The narrative slippage and metaphorical vagueness that many important people use when they talk about AI means it can be very difficult to know what they mean

I’m working on an AI Literacy project at the moment which involves, in part, providing some guidance for the BBC. I’ve collected some frameworks which I’m going through with my WAO colleagues. Some are pretty useful, others are not.
We’re coming up with criteria to help guide our research, things such as whether a framework includes:
- Definition of (generative) AI
- Defined target audience(s)
- Explanation how it was created (decisions, tradeoffs, names of authors, etc.)
- List of skills and competencies
In addition, it should come from a reputable source.
In addition, it would be nice to have:
- Examples of application to real-world situations and issues
- At least a mention of the difference between AI safety vs AI ethics
- A visual representation of framework
I bring this up by way of context as Rachel Coldicutt’s recent post helps problematise not only AI Literacy, but AI itself. I’m not sure I’d share her ‘social’ definition of AI as “a set of extractive tools used to concentrate power and wealth” as it ascribes too much intentionality. However, I do think that the quotation from her which I’ve used to title this post is an important insight.
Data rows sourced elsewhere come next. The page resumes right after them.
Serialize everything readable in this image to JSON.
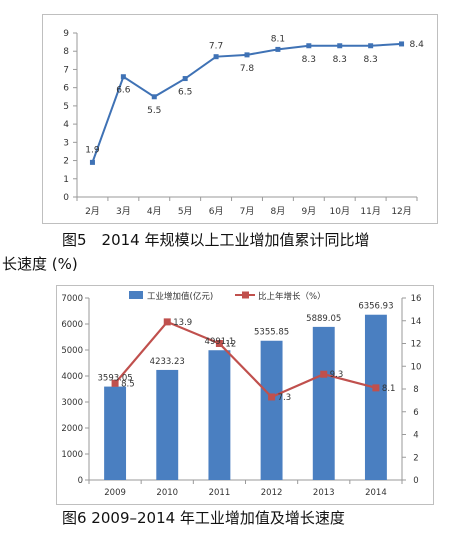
{
  "chart_data": [
    {
      "type": "line",
      "categories": [
        "2月",
        "3月",
        "4月",
        "5月",
        "6月",
        "7月",
        "8月",
        "9月",
        "10月",
        "11月",
        "12月"
      ],
      "series": [
        {
          "values": [
            1.9,
            6.6,
            5.5,
            6.5,
            7.7,
            7.8,
            8.1,
            8.3,
            8.3,
            8.3,
            8.4
          ]
        }
      ],
      "ylim": [
        0,
        9
      ],
      "yticks": [
        0,
        1,
        2,
        3,
        4,
        5,
        6,
        7,
        8,
        9
      ],
      "grid": false,
      "data_labels": true,
      "colors": {
        "line": "#3f72b5",
        "marker": "#3f72b5"
      }
    },
    {
      "type": "bar",
      "categories": [
        "2009",
        "2010",
        "2011",
        "2012",
        "2013",
        "2014"
      ],
      "series": [
        {
          "name": "工业增加值(亿元)",
          "type": "bar",
          "axis": "left",
          "values": [
            3593.05,
            4233.23,
            4991.1,
            5355.85,
            5889.05,
            6356.93
          ],
          "labels": [
            "3593.05",
            "4233.23",
            "4991.1",
            "5355.85",
            "5889.05",
            "6356.93"
          ]
        },
        {
          "name": "比上年增长（%）",
          "type": "line",
          "axis": "right",
          "values": [
            8.5,
            13.9,
            12,
            7.3,
            9.3,
            8.1
          ],
          "labels": [
            "8.5",
            "13.9",
            "12",
            "7.3",
            "9.3",
            "8.1"
          ]
        }
      ],
      "ylim": [
        0,
        7000
      ],
      "yticks": [
        0,
        1000,
        2000,
        3000,
        4000,
        5000,
        6000,
        7000
      ],
      "y2lim": [
        0,
        16
      ],
      "y2ticks": [
        0,
        2,
        4,
        6,
        8,
        10,
        12,
        14,
        16
      ],
      "legend": "top",
      "grid": false,
      "colors": {
        "bar": "#4a7fc1",
        "line": "#c0504d"
      }
    }
  ],
  "captions": {
    "fig5_line1": "图5　2014 年规模以上工业增加值累计同比增",
    "fig5_line2": "长速度 (%)",
    "fig6": "图6  2009–2014 年工业增加值及增长速度"
  }
}
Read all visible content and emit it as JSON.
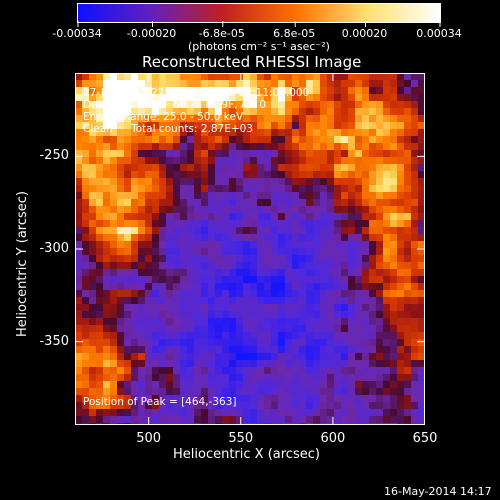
{
  "colorbar": {
    "tick_labels": [
      "-0.00034",
      "-0.00020",
      "-6.8e-05",
      "6.8e-05",
      "0.00020",
      "0.00034"
    ],
    "tick_values": [
      -0.00034,
      -0.0002,
      -6.8e-05,
      6.8e-05,
      0.0002,
      0.00034
    ],
    "range": [
      -0.00034,
      0.00034
    ],
    "units_label": "(photons cm⁻² s⁻¹ asec⁻²)",
    "colors": [
      "#1010ff",
      "#6020c0",
      "#c02020",
      "#ff7000",
      "#ffe070",
      "#ffffff"
    ]
  },
  "chart_data": {
    "type": "heatmap",
    "title": "Reconstructed RHESSI Image",
    "xlabel": "Heliocentric X (arcsec)",
    "ylabel": "Heliocentric Y (arcsec)",
    "xlim": [
      460,
      650
    ],
    "ylim": [
      -395,
      -205
    ],
    "x_ticks": [
      "500",
      "550",
      "600",
      "650"
    ],
    "x_tick_values": [
      500,
      550,
      600,
      650
    ],
    "y_ticks": [
      "-250",
      "-300",
      "-350"
    ],
    "y_tick_values": [
      -250,
      -300,
      -350
    ],
    "annotations": {
      "time_range": "17-Jun-2012 22:08:48.000 to 22:11:00.000",
      "detectors": "Detectors: 3F 5F 6F 7F 8F 9F, Att 0",
      "energy": "Energy Range: 25.0 - 50.0 keV",
      "clean": "Clean",
      "total_counts": "Total counts: 2.87E+03",
      "peak": "Position of Peak = [464,-363]"
    },
    "peak_position": [
      464,
      -363
    ]
  },
  "footer": {
    "timestamp": "16-May-2014 14:17"
  }
}
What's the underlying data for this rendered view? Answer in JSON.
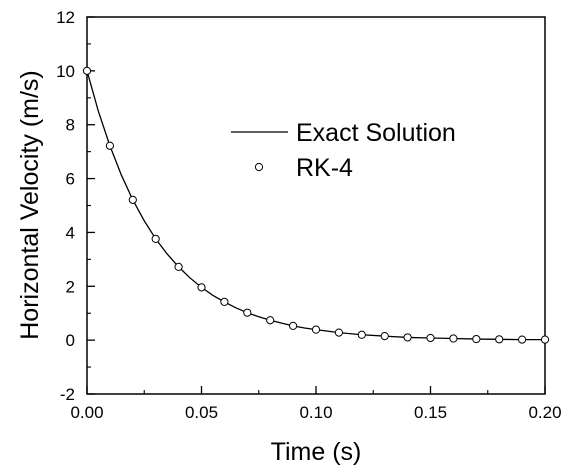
{
  "chart_data": {
    "type": "line",
    "title": "",
    "xlabel": "Time (s)",
    "ylabel": "Horizontal Velocity (m/s)",
    "xlim": [
      0,
      0.2
    ],
    "ylim": [
      -2,
      12
    ],
    "xticks": [
      "0.00",
      "0.05",
      "0.10",
      "0.15",
      "0.20"
    ],
    "yticks": [
      "-2",
      "0",
      "2",
      "4",
      "6",
      "8",
      "10",
      "12"
    ],
    "grid": false,
    "legend_position": "center-right",
    "series": [
      {
        "name": "Exact Solution",
        "style": "line",
        "color": "#000000",
        "x": [
          0.0,
          0.005,
          0.01,
          0.015,
          0.02,
          0.025,
          0.03,
          0.035,
          0.04,
          0.045,
          0.05,
          0.055,
          0.06,
          0.065,
          0.07,
          0.075,
          0.08,
          0.085,
          0.09,
          0.095,
          0.1,
          0.11,
          0.12,
          0.13,
          0.14,
          0.15,
          0.16,
          0.17,
          0.18,
          0.19,
          0.2
        ],
        "y": [
          10.0,
          8.49,
          7.22,
          6.13,
          5.21,
          4.43,
          3.76,
          3.2,
          2.72,
          2.31,
          1.96,
          1.66,
          1.42,
          1.2,
          1.02,
          0.87,
          0.74,
          0.63,
          0.53,
          0.45,
          0.39,
          0.28,
          0.2,
          0.15,
          0.1,
          0.08,
          0.06,
          0.04,
          0.03,
          0.02,
          0.02
        ]
      },
      {
        "name": "RK-4",
        "style": "marker",
        "marker": "circle-open",
        "color": "#000000",
        "x": [
          0.0,
          0.01,
          0.02,
          0.03,
          0.04,
          0.05,
          0.06,
          0.07,
          0.08,
          0.09,
          0.1,
          0.11,
          0.12,
          0.13,
          0.14,
          0.15,
          0.16,
          0.17,
          0.18,
          0.19,
          0.2
        ],
        "y": [
          10.0,
          7.22,
          5.21,
          3.76,
          2.72,
          1.96,
          1.42,
          1.02,
          0.74,
          0.53,
          0.39,
          0.28,
          0.2,
          0.15,
          0.1,
          0.08,
          0.06,
          0.04,
          0.03,
          0.02,
          0.02
        ]
      }
    ]
  }
}
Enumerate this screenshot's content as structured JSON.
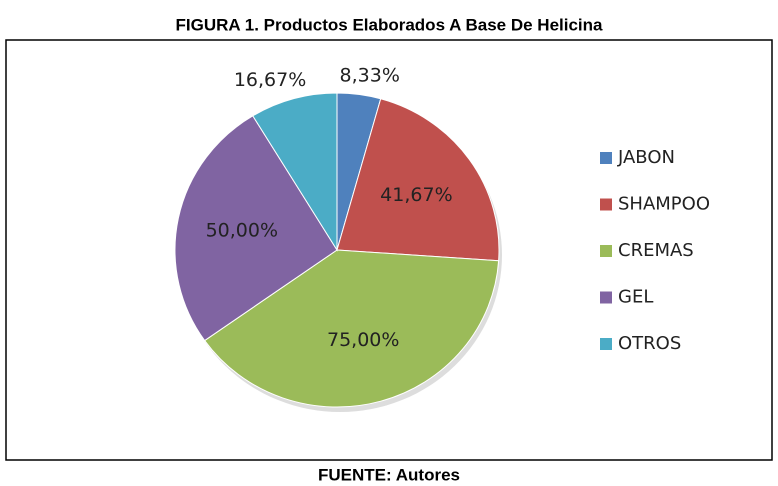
{
  "chart_data": {
    "type": "pie",
    "title": "FIGURA 1. Productos Elaborados A Base De Helicina",
    "source": "FUENTE: Autores",
    "categories": [
      "JABON",
      "SHAMPOO",
      "CREMAS",
      "GEL",
      "OTROS"
    ],
    "values": [
      8.33,
      41.67,
      75,
      50,
      16.67
    ],
    "value_labels": [
      "8,33%",
      "41,67%",
      "75,00%",
      "50,00%",
      "16,67%"
    ],
    "colors": [
      "#4f81bd",
      "#c0504d",
      "#9bbb59",
      "#8064a2",
      "#4bacc6"
    ],
    "legend": "right"
  }
}
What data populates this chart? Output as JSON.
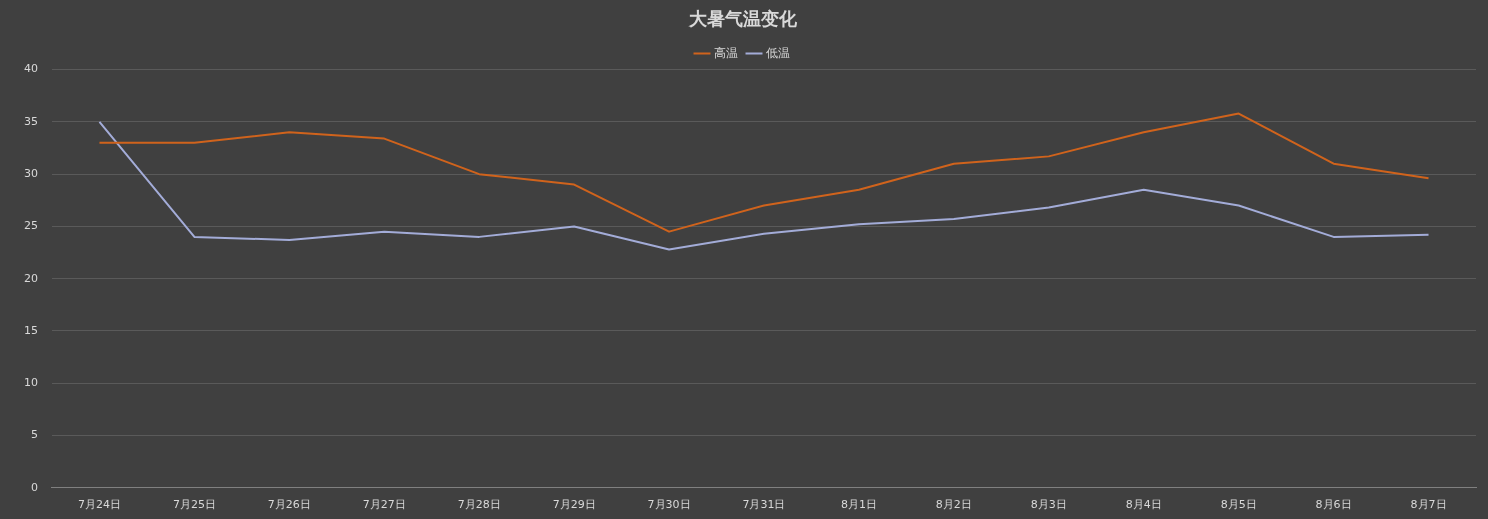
{
  "chart_data": {
    "type": "line",
    "title": "大暑气温变化",
    "categories": [
      "7月24日",
      "7月25日",
      "7月26日",
      "7月27日",
      "7月28日",
      "7月29日",
      "7月30日",
      "7月31日",
      "8月1日",
      "8月2日",
      "8月3日",
      "8月4日",
      "8月5日",
      "8月6日",
      "8月7日"
    ],
    "series": [
      {
        "name": "高温",
        "color": "#d0631c",
        "values": [
          33,
          33,
          34,
          33.4,
          30,
          29,
          24.5,
          27,
          28.5,
          31,
          31.7,
          34,
          35.8,
          31,
          29.6
        ]
      },
      {
        "name": "低温",
        "color": "#a3acd8",
        "values": [
          35,
          24,
          23.7,
          24.5,
          24,
          25,
          22.8,
          24.3,
          25.2,
          25.7,
          26.8,
          28.5,
          27,
          24,
          24.2
        ]
      }
    ],
    "ylim": [
      0,
      40
    ],
    "yticks": [
      0,
      5,
      10,
      15,
      20,
      25,
      30,
      35,
      40
    ],
    "grid": "y",
    "legend": "top",
    "marker": "none",
    "line_style": "solid"
  }
}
As I’ve discussed at length elsewhere, there are different kinds of ambiguity and a lot of language around AI is what I would deem “unproductively ambiguous.”
“AI literacy” is not just a matter of getting to grips with data and algorithms and learning how Microsoft tools actually work, it also requires understanding power, myths, and money. This blog post explores some ways those two letters have come to stand for so many different things.
There are many reasons AI is an ambiguous and shifting set of concepts; some are due to the technical complexity of the field and the rapidly unfolding geopolitical AI arms race, but others are related to straightforward media manipulation and the fact that awe and wonder can be catching. However, a fundamental reasons AI is a confusing term is that it’s not actually the right terminology for the thing it describes.
[…]
“[A]rtificial intelligence” is not a highly specific technical label, but a name given in haste by someone writing a funding proposal. The fact that the term AI has persisted for so long and expanded to include the broader field of related computer science clearly indicates that many people find it useful, but you don’t need to get hung up on that particular pairing of terms or look for a deeper meaning to understand what it is. “Artificial intelligence” is almost like a nickname or a brand name; something understood by many to stand for something, rather than a precise description of any particular qualities.
[…]
The narrative slippage and metaphorical vagueness that many important people use when they talk about AI means it can be very difficult to know what they mean – which in turn makes it harder to keep them accountable or to ask precise, difficult questions.
When heroic words are used to describe technologies that operate on the horizon of hope and ambition, it can feel awkward to ask practical questions such as “what are you actually proposing?” and “how will it work?”, but real knowledge requires detail and specificity rather than waves of shock and awe. AI technologies are not actually myths and should not be discussed as such; they are real technologies that use data, hardware, and human skills to achieve their social, economic, environmental, political, and technological change.